Theory of the dark state of polyenes and carotenoids

A theory is developed to describe the singlet dark state (usually labeled S1 or 2Ag) of polyenes and carotenoids. The properties of this state explain the nonemissive properties of linear polyenes, it is responsible for the photoprotection properties of carotenoids in light harvesting complexes, and because of its triplet-pair character, it is thought to be the cause of singlet fission in polyene-type systems. The theory described here assumes that in principle this state is a linear combination of singlet triplet-pairs and a singlet charge-transfer exciton. Crucially, these components only couple when the triplet pair occupies neighboring C-C dimers, such that an electron transfer between the triplets creates a nearest-neighbor singlet charge-transfer excitation. This local coupling stabilizes the 2Ag state and induces a nearest-neighbor attraction between the triplets. In addition, because of the electron-hole Coulomb attraction in the exciton, the increased probability that the electron-hole pair occupies neighboring dimers enhances the triplet-triplet attraction: the triplet pair is ???slaved??? to the singlet exciton.
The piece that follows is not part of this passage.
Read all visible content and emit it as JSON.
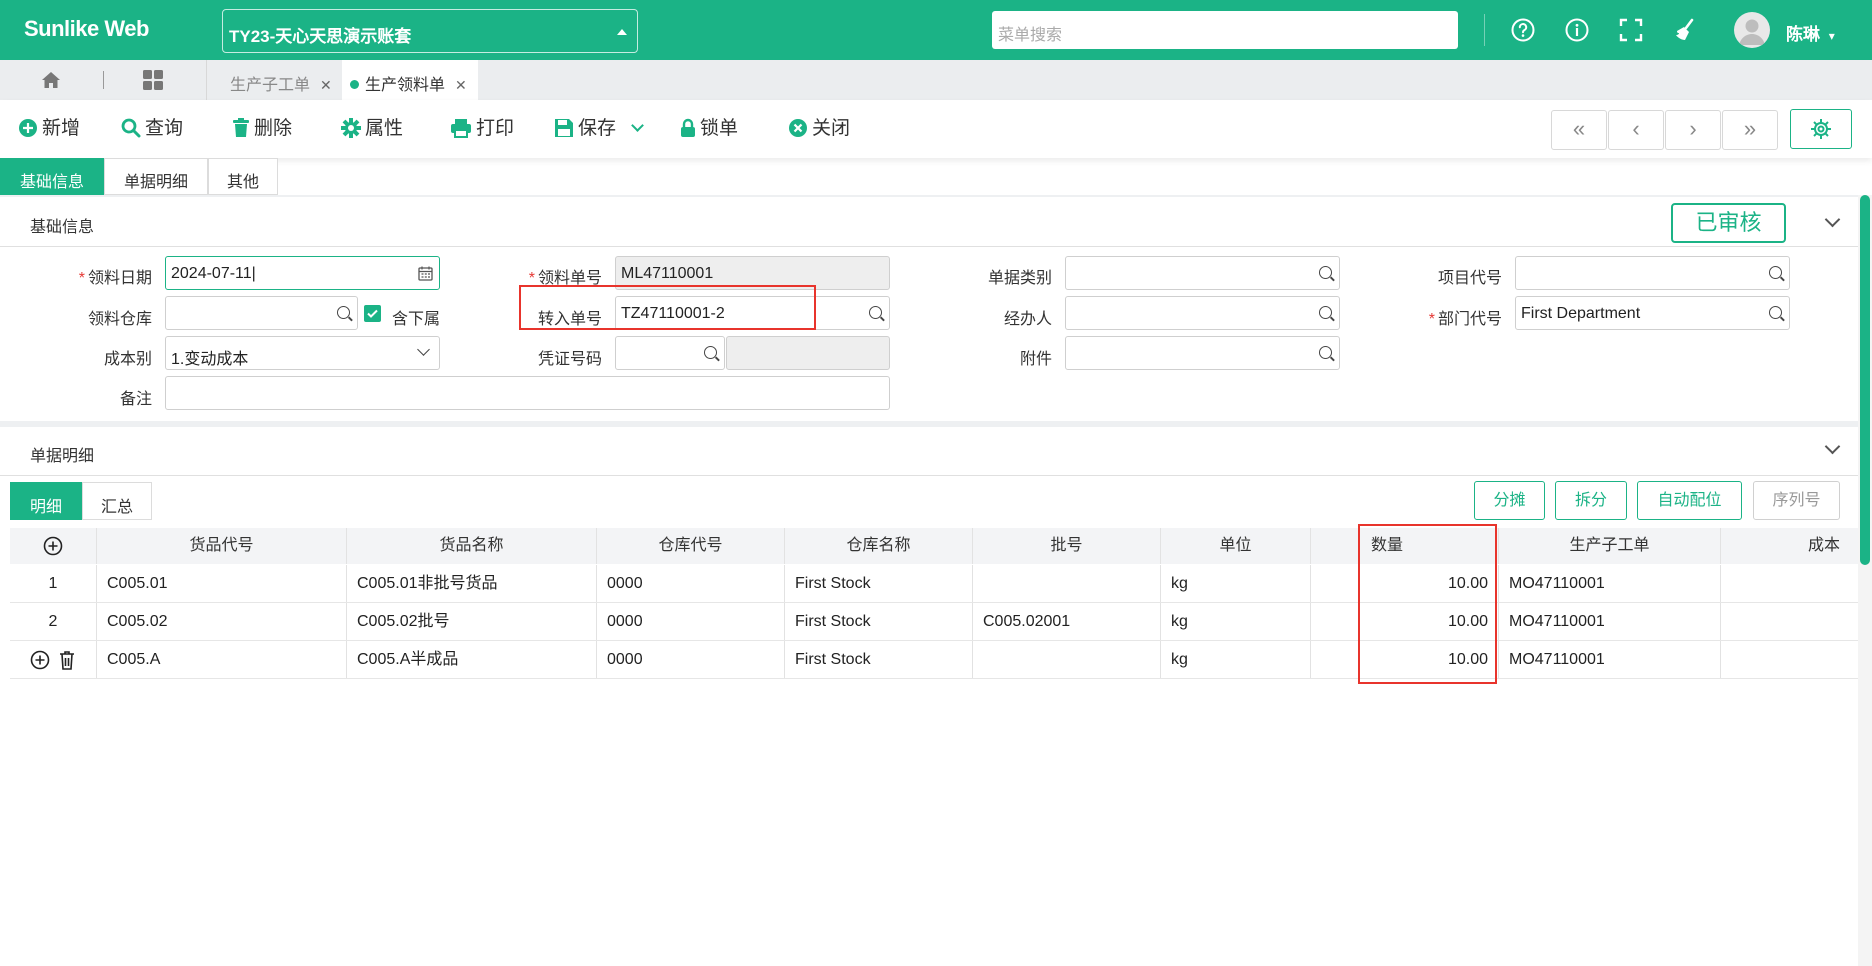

The theory also predicts that as the Coulomb interaction is increased, the 2Ag state evolves from a predominately charge-transfer exciton with a small component of triplet-pair character to a state predominately composed of a triplet pair with some exciton character. Above a critical Coulomb interaction there is a decoupling of the triplet-pair and exciton subspaces, such that the 2Ag state becomes entirely composed of unbound spin-correlated triplet pairs. The predictions of this theory of a triplet-pair binding energy in carotenoids of ca. 0.4 eV are consistent with density matrix renormalization group calculations of the Pariser-Parr-Pople (or extended Hubbard) model. It also predicts that the single-triplet component of the 2Ag state in carotenoids is ca. 50%.